Ma la maturità dipende soltanto dall’età?
“Diciamo che l’età aiuta molto. A 38 anni mi rendo conto di vivere e osservare il mondo in maniera sensibilmente diversa da quanto non facessi da ragazzo. E questo credo sia più che normale. Credo appartenga alla naturale evoluzione delle persone. Ed è ancora più affascinante pensare di essere il capitano di uno spogliatoio decisamente più giovane”.
C’è qualcosa che ancora oggi migliorerebbe di se stesso in campo?
“Certamente. C’è sempre qualcosa da migliorare: la concentrazione, la forza d’animo, l’abnegazione in allenamento. In una parola, la professionalità. Non credo che un professionista possa dire di non poter più migliorare”.
Ha detto: smetto a 40 anni. Pensa già al dopo?
“Al ‘dopo’ mancano ancora due anni di attività che dovranno essere vissuti con il massimo della concentrazione perché ogni anno sarà sempre più difficile vincere, perché ogni anno le concorrenti migliorano. In Italia e in Europa. Sul futuro non ho ancora progetti concreti e credo ci sia il tempo per valutare quali potranno essere le strade migliori da percorrere”.
Ha detto anche che non vorrebbe fare l’allenatore, mentre il ruolo di selezionatore l’affascina. Perché?
“Diciamo che si è un po’ enfatizzata una mia battuta relativa all’eventuale possibilità di allenare una Nazionale. Con il sorriso sulle labbra ho risposto che sarebbe stato affascinante, dovendo immaginare un possibile futuro da allenatore, poter allenare una nazionale come la Cina o gli Stati Uniti”.
Si sente un simbolo?
“Preferisco separare la sfera privata e personale dalla dimensione sportiva e professionale. Mi spiego meglio: mi reputo una persona assolutamente normale con pregi e difetti come ogni altro individuo. Guardando invece alla carriera sportiva, penso di aver raggiunto risultati e traguardi straordinari, grazie alla professionalità e all’abnegazione che certamente possono rappresentare – e ne sarei orgoglioso – un modello da seguire”.
Che cosa significa essere il capitano della Juventus?
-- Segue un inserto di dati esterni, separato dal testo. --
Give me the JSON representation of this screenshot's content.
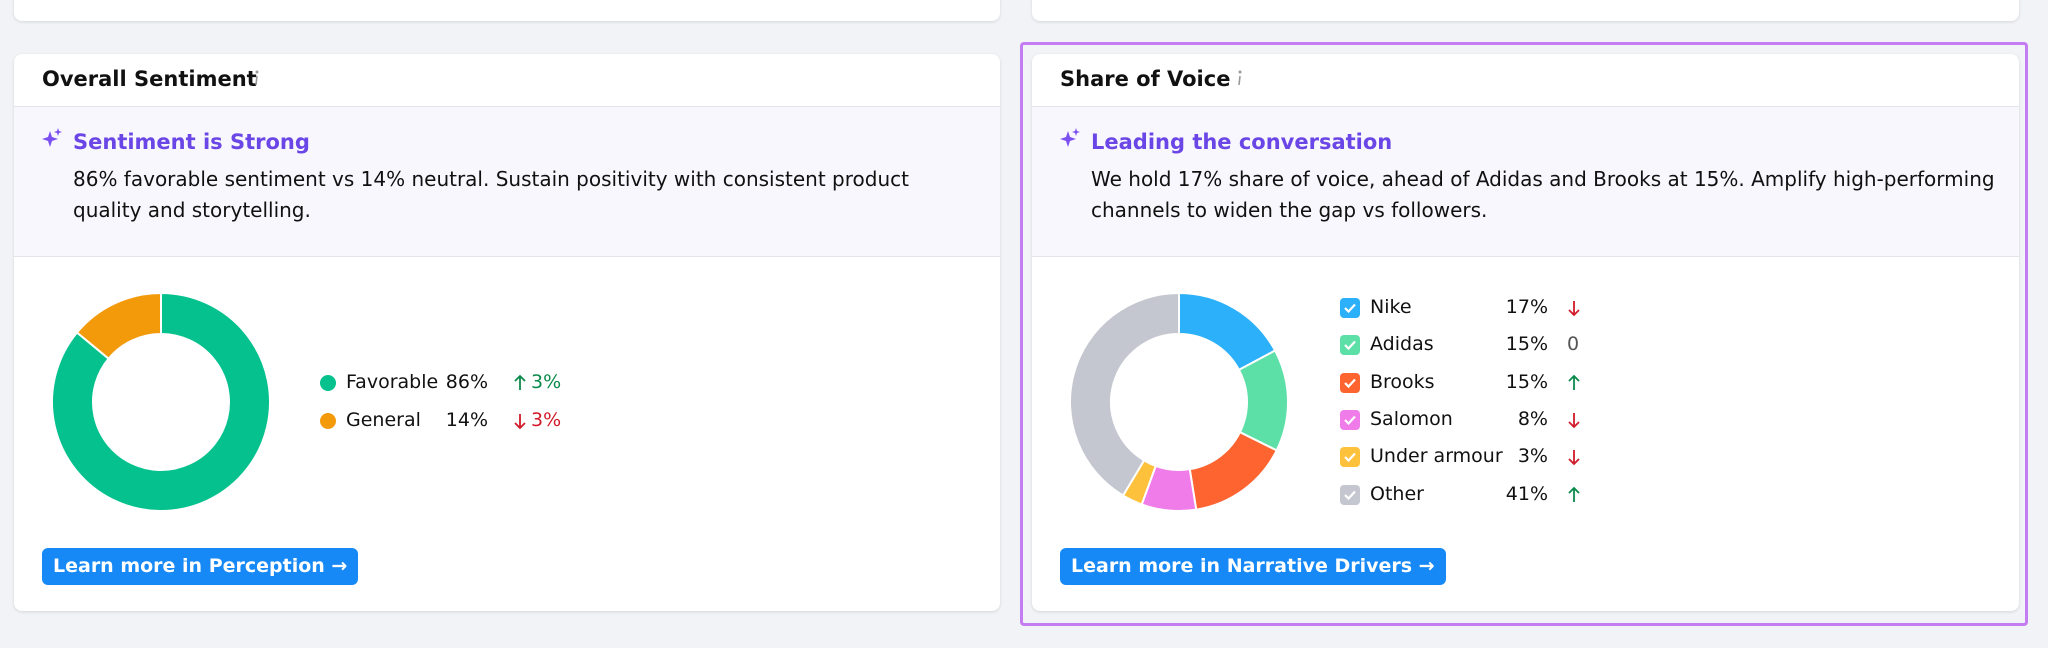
{
  "panels": [
    {
      "title": "Overall Sentiment",
      "insight": {
        "heading": "Sentiment is Strong",
        "text": "86% favorable sentiment vs 14% neutral. Sustain positivity with consistent product quality and storytelling."
      },
      "chart": {
        "type": "donut",
        "legend_marker": "dot",
        "categories": [
          "Favorable",
          "General"
        ],
        "values": [
          86,
          14
        ],
        "value_labels": [
          "86%",
          "14%"
        ],
        "colors": [
          "#05c18e",
          "#f29a0a"
        ],
        "changes": [
          "3%",
          "3%"
        ],
        "trends": [
          "up",
          "down"
        ]
      },
      "button": "Learn more in Perception →",
      "highlighted": false
    },
    {
      "title": "Share of Voice",
      "insight": {
        "heading": "Leading the conversation",
        "text": "We hold 17% share of voice, ahead of Adidas and Brooks at 15%. Amplify high-performing channels to widen the gap vs followers."
      },
      "chart": {
        "type": "donut",
        "legend_marker": "checkbox",
        "categories": [
          "Nike",
          "Adidas",
          "Brooks",
          "Salomon",
          "Under armour",
          "Other"
        ],
        "values": [
          17,
          15,
          15,
          8,
          3,
          41
        ],
        "value_labels": [
          "17%",
          "15%",
          "15%",
          "8%",
          "3%",
          "41%"
        ],
        "colors": [
          "#2bb0f9",
          "#5ddfa8",
          "#fd6430",
          "#f07ce9",
          "#fdc13c",
          "#c4c7cf"
        ],
        "changes": [
          null,
          "0",
          null,
          null,
          null,
          null
        ],
        "trends": [
          "down",
          "flat",
          "up",
          "down",
          "down",
          "up"
        ]
      },
      "button": "Learn more in Narrative Drivers →",
      "highlighted": true
    }
  ]
}
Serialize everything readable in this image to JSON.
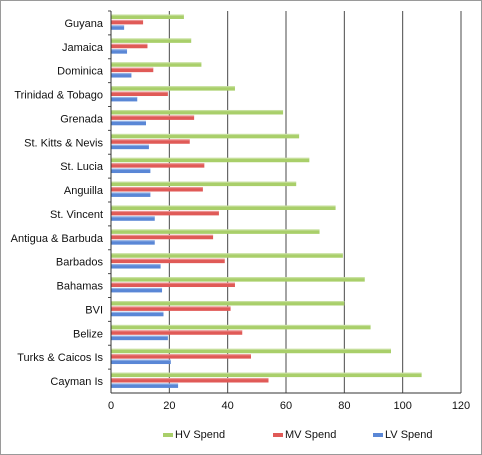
{
  "chart_data": {
    "type": "bar",
    "orientation": "horizontal",
    "categories": [
      "Guyana",
      "Jamaica",
      "Dominica",
      "Trinidad & Tobago",
      "Grenada",
      "St. Kitts & Nevis",
      "St. Lucia",
      "Anguilla",
      "St. Vincent",
      "Antigua & Barbuda",
      "Barbados",
      "Bahamas",
      "BVI",
      "Belize",
      "Turks & Caicos Is",
      "Cayman Is"
    ],
    "series": [
      {
        "name": "HV Spend",
        "color": "#a9cf6a",
        "values": [
          25,
          27.5,
          31,
          42.5,
          59,
          64.5,
          68,
          63.5,
          77,
          71.5,
          79.5,
          87,
          80,
          89,
          96,
          106.5
        ]
      },
      {
        "name": "MV Spend",
        "color": "#e05a57",
        "values": [
          11,
          12.5,
          14.5,
          19.5,
          28.5,
          27,
          32,
          31.5,
          37,
          35,
          39,
          42.5,
          41,
          45,
          48,
          54
        ]
      },
      {
        "name": "LV Spend",
        "color": "#5a87d6",
        "values": [
          4.5,
          5.5,
          7,
          9,
          12,
          13,
          13.5,
          13.5,
          15,
          15,
          17,
          17.5,
          18,
          19.5,
          20.5,
          23
        ]
      }
    ],
    "xlim": [
      0,
      120
    ],
    "xticks": [
      0,
      20,
      40,
      60,
      80,
      100,
      120
    ],
    "grid": "vertical",
    "legend": "bottom",
    "title": "",
    "xlabel": "",
    "ylabel": ""
  }
}
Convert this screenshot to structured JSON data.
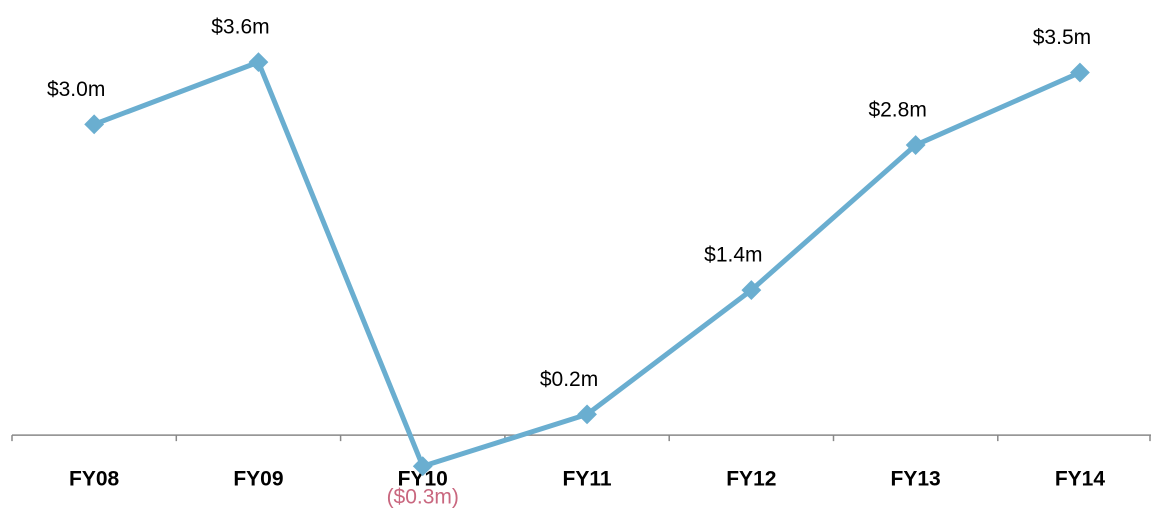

“Significa rappresentare e raccontare uno stile, un ambiente, un gruppo. Significa dimostrare con il proprio esempio quotidiano cosa significa essere consapevoli del valore di una maglia e dell’importanza che questa rappresenta per milioni di tifosi. Quando diventi capitano di una squadra vuol dire che è passato un po’ di tempo. Io non posso che essere felice di poter essere un uomo importante per questa squadra e per questa società. E sono ancora più felice del fatto che I tifosi della Juve siano orgogliosi che io li rappresenti”.
E che cosa significa essere capitano della Nazionale?
“Il principio è davvero molto simile. Oserei dire identico. La Juventus è uno tra i club più importanti al mondo e certamente il più amato in Italia. La Nazionale è una dimensione ancora diversa. Rappresentare la propria nazione e avere la fortuna di farlo nel mondo è un privilegio”.
Buffon ha ancora un obiettivo?
“Buffon ha tanti obiettivi. Personali e sportivi. Dal punto di vista sportivo punto a giocare il Mondiale 2018 in Russia e a continuare a fare bene in Italia e in Europa con la Juventus”.